What are your thoughts on the Wonderlic Test and the NFL getting rid of it?
“I wish they had done it in 1993 before I took it, but we still, long before I got to the Niners, they’ll give it to scouting assistants when they come in, just kind of a fun deal. But you have to be adaptable, you’ve got to be malleable to what’s going on, that the NFL made a decision to do that. It is difficult because more than anything you use that just you have historic data on that. And so is it always transferable to football? No. [NFL HOF DL] Warren Sapp used to say, we’re not sending rockets to the moon, we’re playing football here. So we need people with good football intelligence and so how can you measure that? I think for a long time, that’s what everyone’s trying to find, that secret sauce. The answer usually is in the tape, it’s usually in talking to coaches and players who’ve been around these kids. It’s not about a test, so I think we’ll be fine, but it is another tool that you have 15, 20 years worth of data that you can kind of compare. Is there any correlation? And that kind of goes out the door unless you choose to do it yourself. And I think every organization will make that decision on their own.”

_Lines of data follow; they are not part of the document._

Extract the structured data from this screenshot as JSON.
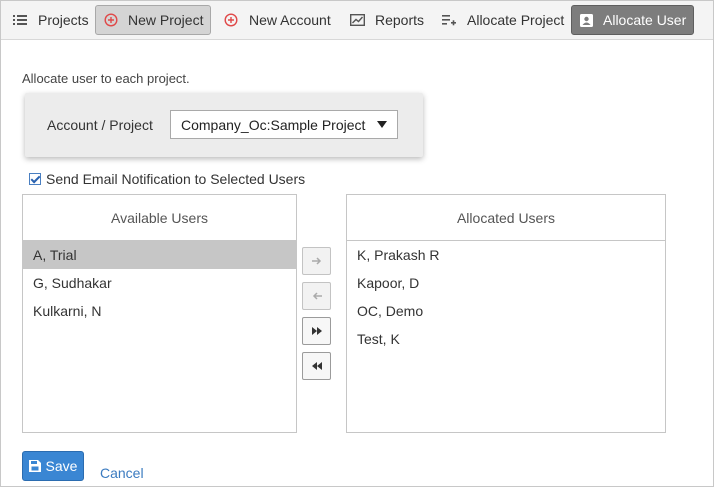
{
  "toolbar": {
    "items": [
      {
        "label": "Projects",
        "icon": "list-icon"
      },
      {
        "label": "New Project",
        "icon": "add-circle-icon",
        "state": "active"
      },
      {
        "label": "New Account",
        "icon": "add-circle-icon"
      },
      {
        "label": "Reports",
        "icon": "chart-icon"
      },
      {
        "label": "Allocate Project",
        "icon": "playlist-add-icon"
      },
      {
        "label": "Allocate User",
        "icon": "user-badge-icon",
        "state": "selected-dark"
      }
    ]
  },
  "instruction": "Allocate user to each project.",
  "selector": {
    "label": "Account / Project",
    "value": "Company_Oc:Sample Project"
  },
  "notification": {
    "label": "Send Email Notification to Selected Users",
    "checked": true
  },
  "available": {
    "header": "Available Users",
    "users": [
      "A, Trial",
      "G, Sudhakar",
      "Kulkarni, N"
    ],
    "selected_index": 0
  },
  "allocated": {
    "header": "Allocated Users",
    "users": [
      "K, Prakash R",
      "Kapoor, D",
      "OC, Demo",
      "Test, K"
    ]
  },
  "move_buttons": [
    {
      "icon": "arrow-right-icon",
      "enabled": false
    },
    {
      "icon": "arrow-left-icon",
      "enabled": false
    },
    {
      "icon": "double-chevron-right-icon",
      "enabled": true
    },
    {
      "icon": "double-chevron-left-icon",
      "enabled": true
    }
  ],
  "actions": {
    "save_label": "Save",
    "cancel_label": "Cancel"
  },
  "colors": {
    "accent": "#3a86d3",
    "link": "#3b7bc0",
    "add_icon": "#e04848",
    "dark_tab": "#7d7d7d",
    "selected_row": "#c6c6c6"
  }
}
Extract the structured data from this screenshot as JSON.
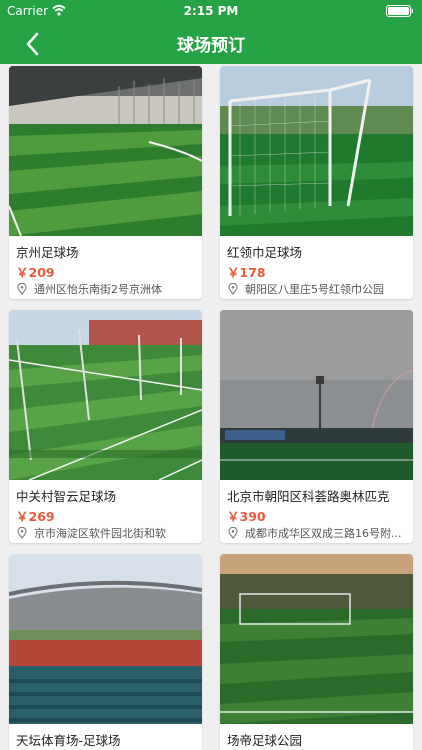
{
  "status_bar": {
    "carrier": "Carrier",
    "time": "2:15 PM"
  },
  "header": {
    "title": "球场预订"
  },
  "venues": [
    {
      "name": "京州足球场",
      "price": "￥209",
      "address": "通州区怡乐南街2号京洲体"
    },
    {
      "name": "红领巾足球场",
      "price": "￥178",
      "address": "朝阳区八里庄5号红领巾公园"
    },
    {
      "name": "中关村智云足球场",
      "price": "￥269",
      "address": "京市海淀区软件园北街和软"
    },
    {
      "name": "北京市朝阳区科荟路奥林匹克",
      "price": "￥390",
      "address": "成都市成华区双成三路16号附..."
    },
    {
      "name": "天坛体育场-足球场",
      "price": "",
      "address": ""
    },
    {
      "name": "场帝足球公园",
      "price": "",
      "address": ""
    }
  ],
  "colors": {
    "brand": "#25a244",
    "price": "#e85a3c"
  }
}
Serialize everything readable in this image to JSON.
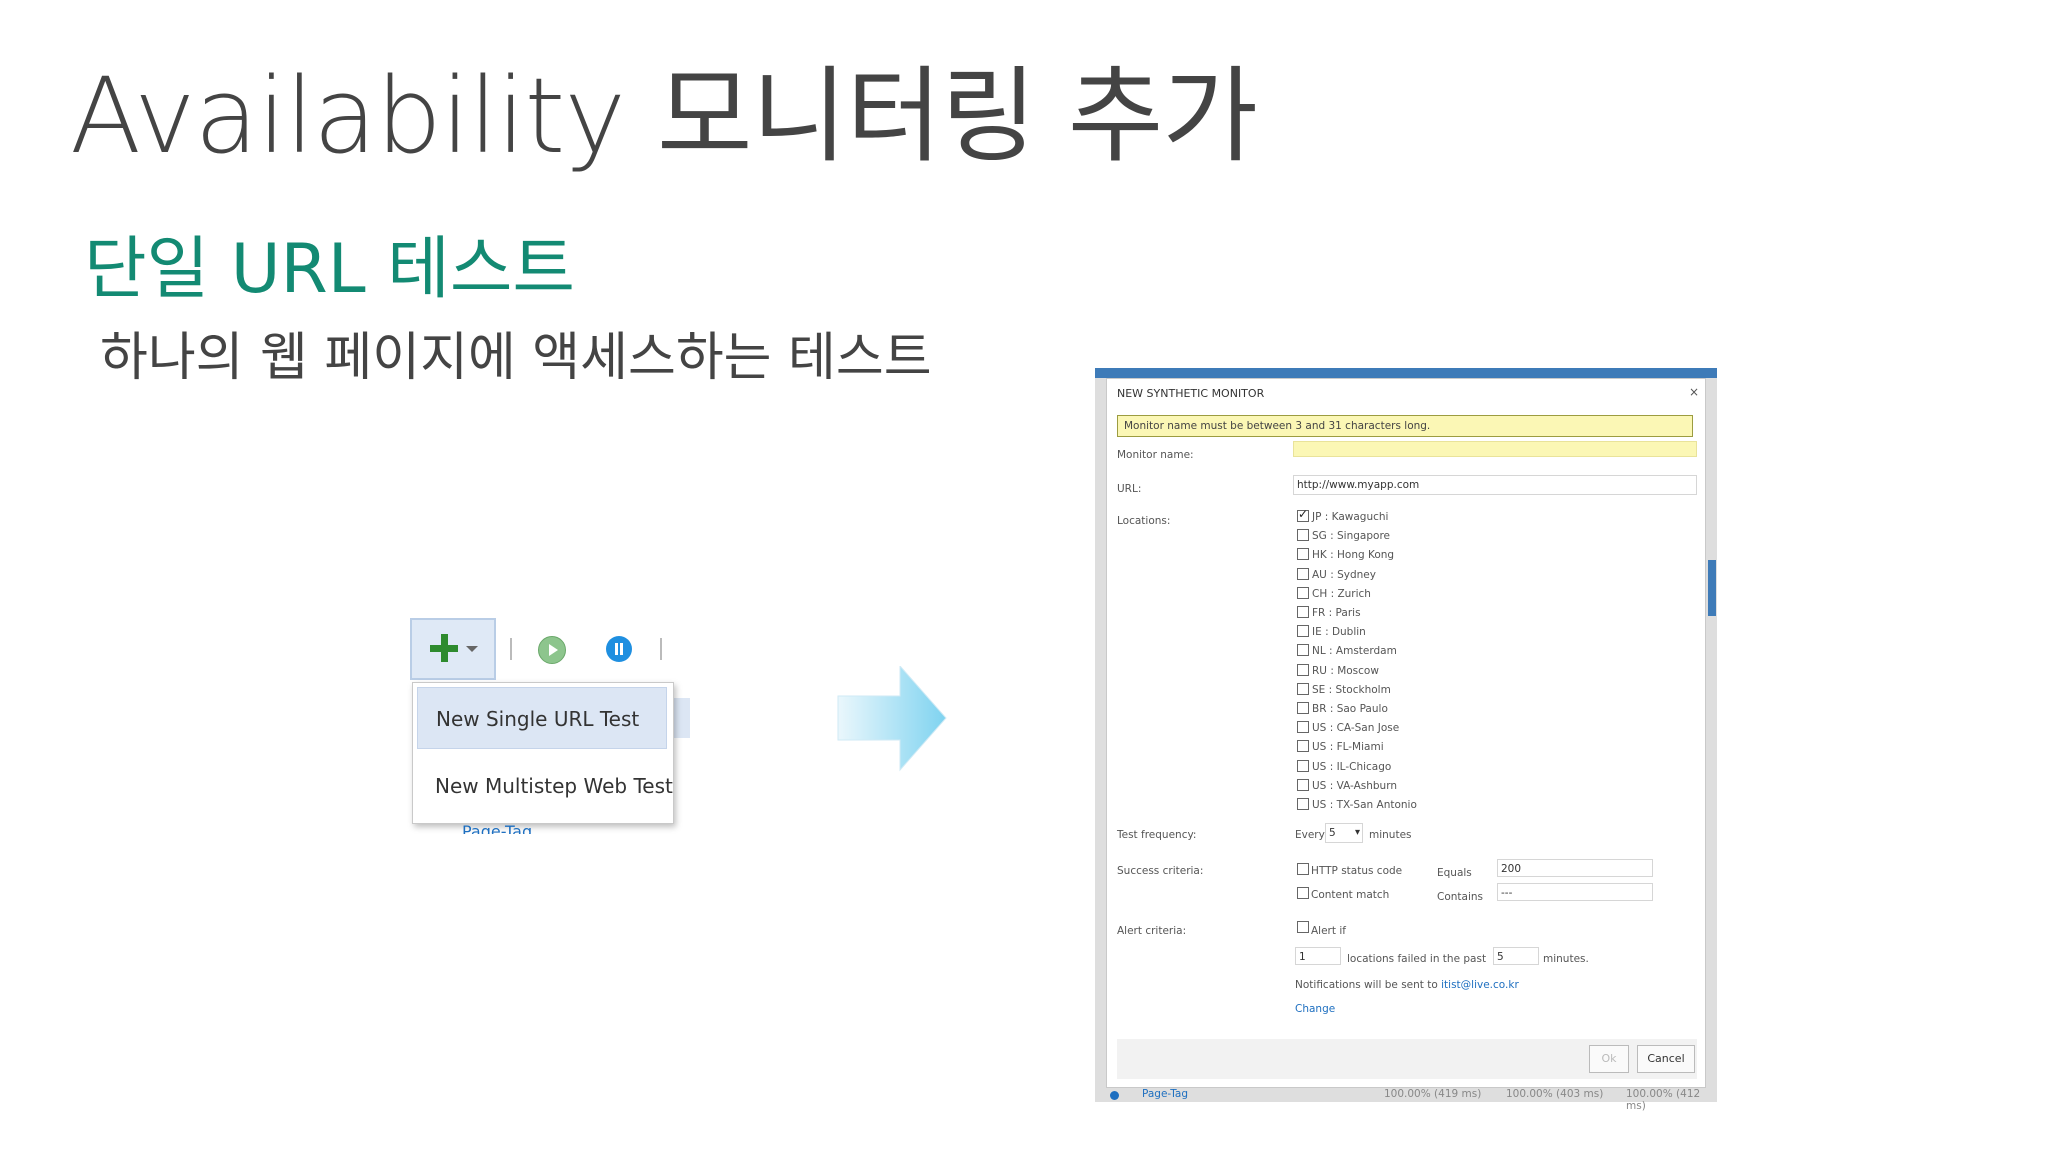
{
  "slide": {
    "title": "Availability 모니터링 추가",
    "subtitle": "단일 URL 테스트",
    "description": "하나의 웹 페이지에 액세스하는 테스트"
  },
  "menu": {
    "items": [
      "New Single URL Test",
      "New Multistep Web Test"
    ],
    "cut_text": "Page-Tag"
  },
  "dialog": {
    "title": "NEW SYNTHETIC MONITOR",
    "close": "×",
    "warning": "Monitor name must be between 3 and 31 characters long.",
    "monitor_name_label": "Monitor name:",
    "monitor_name_value": "",
    "url_label": "URL:",
    "url_value": "http://www.myapp.com",
    "locations_label": "Locations:",
    "locations": [
      {
        "label": "JP : Kawaguchi",
        "checked": true
      },
      {
        "label": "SG : Singapore",
        "checked": false
      },
      {
        "label": "HK : Hong Kong",
        "checked": false
      },
      {
        "label": "AU : Sydney",
        "checked": false
      },
      {
        "label": "CH : Zurich",
        "checked": false
      },
      {
        "label": "FR : Paris",
        "checked": false
      },
      {
        "label": "IE : Dublin",
        "checked": false
      },
      {
        "label": "NL : Amsterdam",
        "checked": false
      },
      {
        "label": "RU : Moscow",
        "checked": false
      },
      {
        "label": "SE : Stockholm",
        "checked": false
      },
      {
        "label": "BR : Sao Paulo",
        "checked": false
      },
      {
        "label": "US : CA-San Jose",
        "checked": false
      },
      {
        "label": "US : FL-Miami",
        "checked": false
      },
      {
        "label": "US : IL-Chicago",
        "checked": false
      },
      {
        "label": "US : VA-Ashburn",
        "checked": false
      },
      {
        "label": "US : TX-San Antonio",
        "checked": false
      }
    ],
    "frequency_label": "Test frequency:",
    "every": "Every",
    "frequency_value": "5",
    "minutes": "minutes",
    "success_label": "Success criteria:",
    "http_status": "HTTP status code",
    "equals": "Equals",
    "equals_value": "200",
    "content_match": "Content match",
    "contains": "Contains",
    "contains_value": "---",
    "alert_label": "Alert criteria:",
    "alert_if": "Alert if",
    "alert_count": "1",
    "locations_failed": "locations failed in the past",
    "alert_minutes_value": "5",
    "alert_minutes": "minutes.",
    "notifications_prefix": "Notifications will be sent to",
    "email": "itist@live.co.kr",
    "change": "Change",
    "ok": "Ok",
    "cancel": "Cancel"
  },
  "status_row": {
    "name": "Page-Tag",
    "values": [
      "100.00% (419 ms)",
      "100.00% (403 ms)",
      "100.00% (412 ms)"
    ]
  }
}
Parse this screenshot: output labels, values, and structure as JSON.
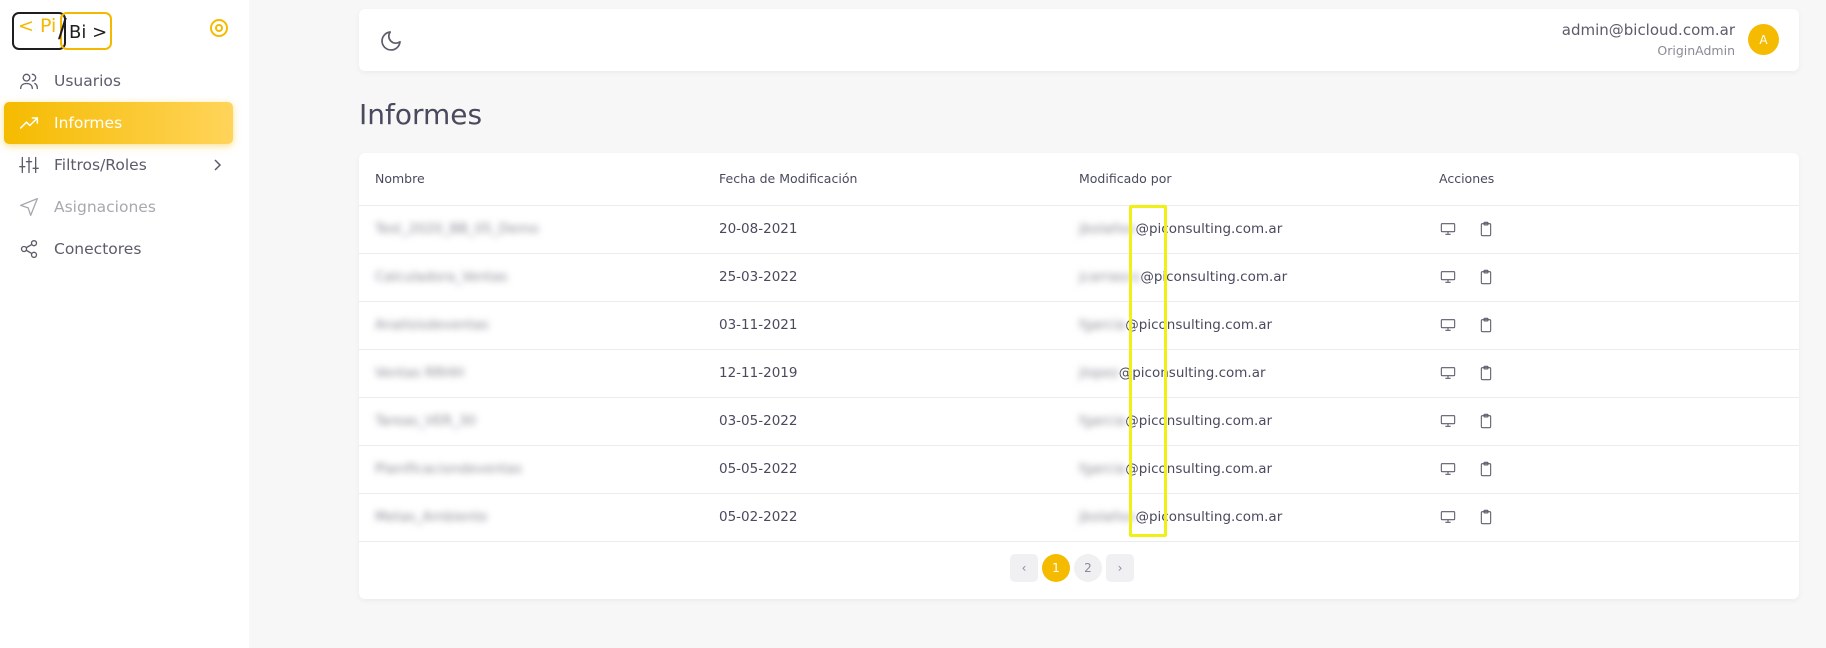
{
  "logo": {
    "left": "< Pi",
    "slash": "/",
    "right": "Bi >"
  },
  "sidebar": {
    "items": [
      {
        "label": "Usuarios",
        "icon": "users-icon"
      },
      {
        "label": "Informes",
        "icon": "trending-up-icon",
        "active": true
      },
      {
        "label": "Filtros/Roles",
        "icon": "sliders-icon",
        "has_submenu": true
      },
      {
        "label": "Asignaciones",
        "icon": "send-icon",
        "disabled": true
      },
      {
        "label": "Conectores",
        "icon": "share-icon"
      }
    ]
  },
  "header": {
    "email": "admin@bicloud.com.ar",
    "role": "OriginAdmin",
    "avatar_initial": "A"
  },
  "page": {
    "title": "Informes"
  },
  "table": {
    "columns": [
      "Nombre",
      "Fecha de Modificación",
      "Modificado por",
      "Acciones"
    ],
    "rows": [
      {
        "name": "Test_2020_BB_05_Demo",
        "date": "20-08-2021",
        "user_hidden": "jbolaños",
        "user_domain": "@piconsulting.com.ar"
      },
      {
        "name": "Calculadora_Ventas",
        "date": "25-03-2022",
        "user_hidden": "jcarrasco",
        "user_domain": "@piconsulting.com.ar"
      },
      {
        "name": "Analisisdeventas",
        "date": "03-11-2021",
        "user_hidden": "fgarcia",
        "user_domain": "@piconsulting.com.ar"
      },
      {
        "name": "Ventas RRHH",
        "date": "12-11-2019",
        "user_hidden": "jlopez",
        "user_domain": "@piconsulting.com.ar"
      },
      {
        "name": "Tareas_VER_30",
        "date": "03-05-2022",
        "user_hidden": "fgarcia",
        "user_domain": "@piconsulting.com.ar"
      },
      {
        "name": "Planificaciondeventas",
        "date": "05-05-2022",
        "user_hidden": "fgarcia",
        "user_domain": "@piconsulting.com.ar"
      },
      {
        "name": "Metas_Ambiente",
        "date": "05-02-2022",
        "user_hidden": "jbolaños",
        "user_domain": "@piconsulting.com.ar"
      }
    ]
  },
  "pagination": {
    "prev": "‹",
    "pages": [
      "1",
      "2"
    ],
    "current": "1",
    "next": "›"
  },
  "colors": {
    "accent": "#f5bb00",
    "highlight": "#f0f016"
  }
}
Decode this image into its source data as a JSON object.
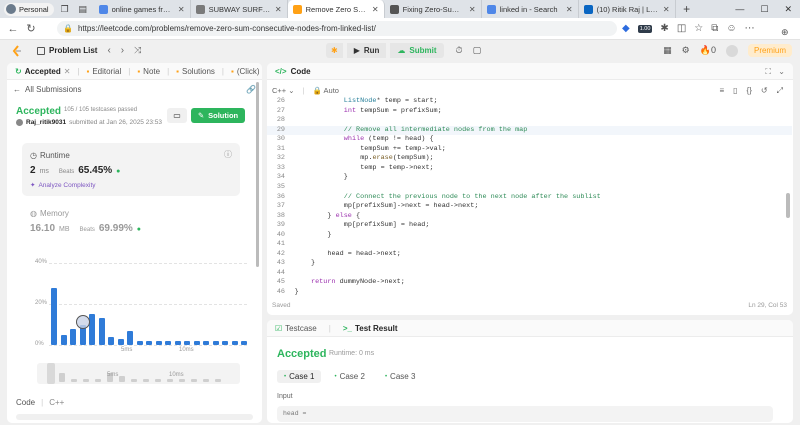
{
  "browser": {
    "profile": "Personal",
    "tabs": [
      {
        "title": "online games free play",
        "color": "#4f87e8",
        "active": false
      },
      {
        "title": "SUBWAY SURFERS - Play",
        "color": "#7a7a7a",
        "active": false
      },
      {
        "title": "Remove Zero Sum Cons",
        "color": "#ffa116",
        "active": true
      },
      {
        "title": "Fixing Zero-Sum Sublist",
        "color": "#555555",
        "active": false
      },
      {
        "title": "linked in - Search",
        "color": "#4f87e8",
        "active": false
      },
      {
        "title": "(10) Ritik Raj | LinkedIn",
        "color": "#0a66c2",
        "active": false
      }
    ],
    "url": "https://leetcode.com/problems/remove-zero-sum-consecutive-nodes-from-linked-list/",
    "badge": "1.00"
  },
  "header": {
    "problem_list": "Problem List",
    "run": "Run",
    "submit": "Submit",
    "fire_count": "0",
    "premium": "Premium"
  },
  "left": {
    "tabs": [
      {
        "label": "Accepted",
        "active": true
      },
      {
        "label": "Editorial",
        "active": false
      },
      {
        "label": "Note",
        "active": false
      },
      {
        "label": "Solutions",
        "active": false
      },
      {
        "label": "(Click)",
        "active": false
      }
    ],
    "all_submissions": "All Submissions",
    "status": "Accepted",
    "passed": "105 / 105 testcases passed",
    "user": "Raj_ritik9031",
    "submitted": "submitted at Jan 26, 2025 23:53",
    "solution_btn": "Solution",
    "runtime_label": "Runtime",
    "runtime_value": "2",
    "runtime_unit": "ms",
    "beats_label": "Beats",
    "runtime_beats": "65.45%",
    "analyze": "Analyze Complexity",
    "memory_label": "Memory",
    "memory_value": "16.10",
    "memory_unit": "MB",
    "memory_beats": "69.99%",
    "code_label": "Code",
    "lang_label": "C++"
  },
  "chart_data": {
    "type": "bar",
    "yticks": [
      "40%",
      "20%",
      "0%"
    ],
    "ylim": [
      0,
      40
    ],
    "xtick_labels": [
      "0ms",
      "5ms",
      "10ms"
    ],
    "values": [
      28,
      5,
      8,
      10,
      15,
      13,
      4,
      3,
      7,
      2,
      2,
      2,
      2,
      2,
      2,
      2,
      2,
      2,
      2,
      2,
      2
    ],
    "highlight_index": 3,
    "mini_values": [
      3,
      1,
      1,
      1,
      3,
      2,
      1,
      1,
      1,
      1,
      1,
      1,
      1,
      1
    ],
    "mini_labels": [
      "5ms",
      "10ms"
    ]
  },
  "editor": {
    "title": "Code",
    "lang": "C++",
    "mode": "Auto",
    "saved": "Saved",
    "cursor": "Ln 29, Col 53",
    "lines": [
      {
        "n": "26",
        "indent": 8,
        "text": "ListNode* temp = start;"
      },
      {
        "n": "27",
        "indent": 8,
        "text": "int tempSum = prefixSum;"
      },
      {
        "n": "28",
        "indent": 8,
        "text": ""
      },
      {
        "n": "29",
        "indent": 8,
        "text": "// Remove all intermediate nodes from the map",
        "hl": true
      },
      {
        "n": "30",
        "indent": 8,
        "text": "while (temp != head) {"
      },
      {
        "n": "31",
        "indent": 12,
        "text": "tempSum += temp->val;"
      },
      {
        "n": "32",
        "indent": 12,
        "text": "mp.erase(tempSum);"
      },
      {
        "n": "33",
        "indent": 12,
        "text": "temp = temp->next;"
      },
      {
        "n": "34",
        "indent": 8,
        "text": "}"
      },
      {
        "n": "35",
        "indent": 8,
        "text": ""
      },
      {
        "n": "36",
        "indent": 8,
        "text": "// Connect the previous node to the next node after the sublist"
      },
      {
        "n": "37",
        "indent": 8,
        "text": "mp[prefixSum]->next = head->next;"
      },
      {
        "n": "38",
        "indent": 4,
        "text": "} else {"
      },
      {
        "n": "39",
        "indent": 8,
        "text": "mp[prefixSum] = head;"
      },
      {
        "n": "40",
        "indent": 4,
        "text": "}"
      },
      {
        "n": "41",
        "indent": 0,
        "text": ""
      },
      {
        "n": "42",
        "indent": 4,
        "text": "head = head->next;"
      },
      {
        "n": "43",
        "indent": 0,
        "text": "}"
      },
      {
        "n": "44",
        "indent": 0,
        "text": ""
      },
      {
        "n": "45",
        "indent": 0,
        "text": "return dummyNode->next;"
      },
      {
        "n": "46",
        "indent": -4,
        "text": "}"
      }
    ]
  },
  "result": {
    "tab_testcase": "Testcase",
    "tab_result": "Test Result",
    "status": "Accepted",
    "runtime": "Runtime: 0 ms",
    "cases": [
      "Case 1",
      "Case 2",
      "Case 3"
    ],
    "input_label": "Input",
    "input_var": "head ="
  }
}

How does a player’s character factor in?
“Yeah, but I really believe that that’s something that’s always been talked about, at least where I was at in Tampa, at Denver. There was just a standard and those were really good organizations that you conduct yourself a certain way, but absolutely. We certainly place an emphasis on that. I think it’s the golden rule, you treat people like you want to be treated and it’s so important that everyone feels welcome, that everyone feels treated in the right way. And so I’ve always had a good experience. I know that’s not always consistent, but I’ve always had a good experience in that. But absolutely in today’s world, it’s a must.”